She focuses her teaching on a dialect of Lenápe that is specific to Pennsylvania, Southern New Jersey and Oklahoma.
Shelley DePaul is all smiles as she sits at the head of the table inside a classroom at Swarthmore College.
Surrounding her are students who are taking a course that can have an impact that extends far beyond the classroom.
"It's all I ever wanted to do, it's my calling," said DePaul of teaching. "If I know it, I can teach it."
But there's one thing she didn't know. She realized it as she was sitting on the banks of the Delaware River.
"I was trying to name the things around... it came to me that I didn't even know the names of them in my own language," said DePaul of her experience in 1983.
That was when DePaul's quest began to learn the language of her ancestors: the Lenápe Nation.
"My great-grandfather was mostly the one who talked to us about our Lenápe heritage," she said.
The Lenápe are the indigenous people of Pennsylvania. Their language has been on the verge of extinction. DePaul is now focused on bringing it back.
"That's when I decided I was going to learn the language," she said.
Once she learned, she wrote a textbook on the Lenápe language.
"There are two levels in the book: intro and advanced," said DePaul, who focuses on teaching conversational language and phrases.
"She was reconstructing it from scratch, basically. That's really rare," said Paul Garrett who was one of DePaul's first students. He also studies languages.
DePaul used to teach her classes at Swarthmore College. She now teaches them online via Zoom. She focuses her teaching on a dialect of Lenápe that is specific to Pennsylvania, Southern New Jersey and Oklahoma.
"The Unami, which is the southern dialect, that's what I teach," said DePaul, who is now Clan Mother and Language Director of the Lenápe Nation of Pennsylvania.
"Shelley's program for learning, it really lays it out in a way that makes it accessible," said Jonathan Washington, an associate professor of linguistics at Swarthmore College, who also has taken DePaul's classes for years.
One of the classes gathers at Swarthmore College. They don't attend for course credit but for something far more important.

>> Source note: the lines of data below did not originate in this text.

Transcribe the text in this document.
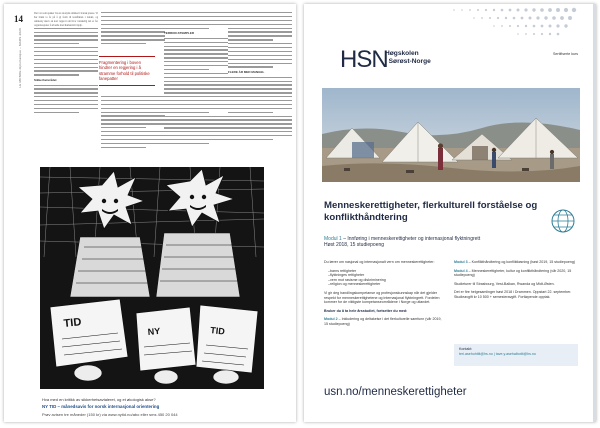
14
LE MONDE diplomatique – MARS 2020
Det var som spøker fra en anonym artikkel i fransk presse. Vi har brukt to år på å gi form til konflikten i landet, og Amnesty skrev en kort rapport om hvor vanskelig det er for organisasjoner å arbeide med humanitær hjelp.
Sikkerhetsrådet
Fragmentering i boven hindrer en regjering i å stramme forhold til politiske fanepatter
TERROR-STEMPLER
FLERE ÅR MED MANGEL
TID
NY	TID
Hva med en kritikk av sikkerhetsavtaleret, og et økologisk akse?
NY TID – månedsavis for norsk internasjonal orientering
Prøv avisen tre måneder (150 kr) via www.nytid.no/abo eller sms 450 20 044
HSN
Høgskolen
i Sørøst-Norge
Sertifiserte kurs
Menneskerettigheter, flerkulturell forståelse og konflikthåndtering
Modul 1 – Innføring i menneskerettigheter og internasjonal flyktningrett
Høst 2018, 15 studiepoeng

Du lærer om nasjonal og internasjonalt vern om menneskerettigheter:

– barns rettigheter
– flyktninges rettigheter
– vern mot rasisme og diskriminering
– religion og menneskerettigheter

Vi gir deg handlingskompetanse og profesjonskunnskap når det gjelder respekt for menneskerettighetene og internasjonal flyktningrett. Fordelen kommer for de viktigste kompetanseområdene i Norge og utlandet.

Bruker du å ta hele årsstudiet, fortsetter du med:

Modul 2 – Inkludering og deltakelse i det flerkulturelle samfunn (vår 2019, 15 studiepoeng)

Modul 3 – Konflikthåndtering og konfliktløsning (høst 2019, 15 studiepoeng)

Modul 4 – Menneskerettigheter, kultur og konflikthåndtering (vår 2020, 15 studiepoeng)

Studieturer til Strasbourg, Vest-Balkan, Rwanda og Midt-Østen.

Det er fire helgesamlinger høst 2018 i Drammen. Oppstart 22. september. Studieavgift kr 10 500 + semesteravgift. Fortløpende opptak.

Kontakt:
teri.asehuhitit@hs.no | tave.y.asehalbotit@hs.no
usn.no/menneskerettigheter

"Learning the language is one way to help combat their culture erasure," said Charlie Sywulak-Herr, a high school student who has been taking the class for over a year.
DePaul has taught hundreds of students, but perhaps the student who appreciates it most is her son.
"I couldn't feel more pride in what she does and what she's always done," said Adam Waterbear DePaul who is also with the Lenápe Nation of Pennsylvania.
The language classes focus on preserving Lenápe heritage by teaching the language to all.
"A lot of these people are not Lenape," Shelley DePaul says of the students in her classroom and on online classes that day.
"I love learning languages," said Alexandria Sasek, a student who does not have indigenous heritage but appreciates cultural preservation. "I think it's especially important to learn the Lenápe language."
A lot of people felt the same way as DePaul found out starting in 2020.
"This big boom that has happened recently. It was the pandemic," she said. "It was the first time I thought 'OK let's try going on Zoom.'"
Teaching Lenápe language courses has allowed DePaul to share the language with even more people. Her goal is to return the benefit to her people.
"My dream always has been to make it a living language," she said.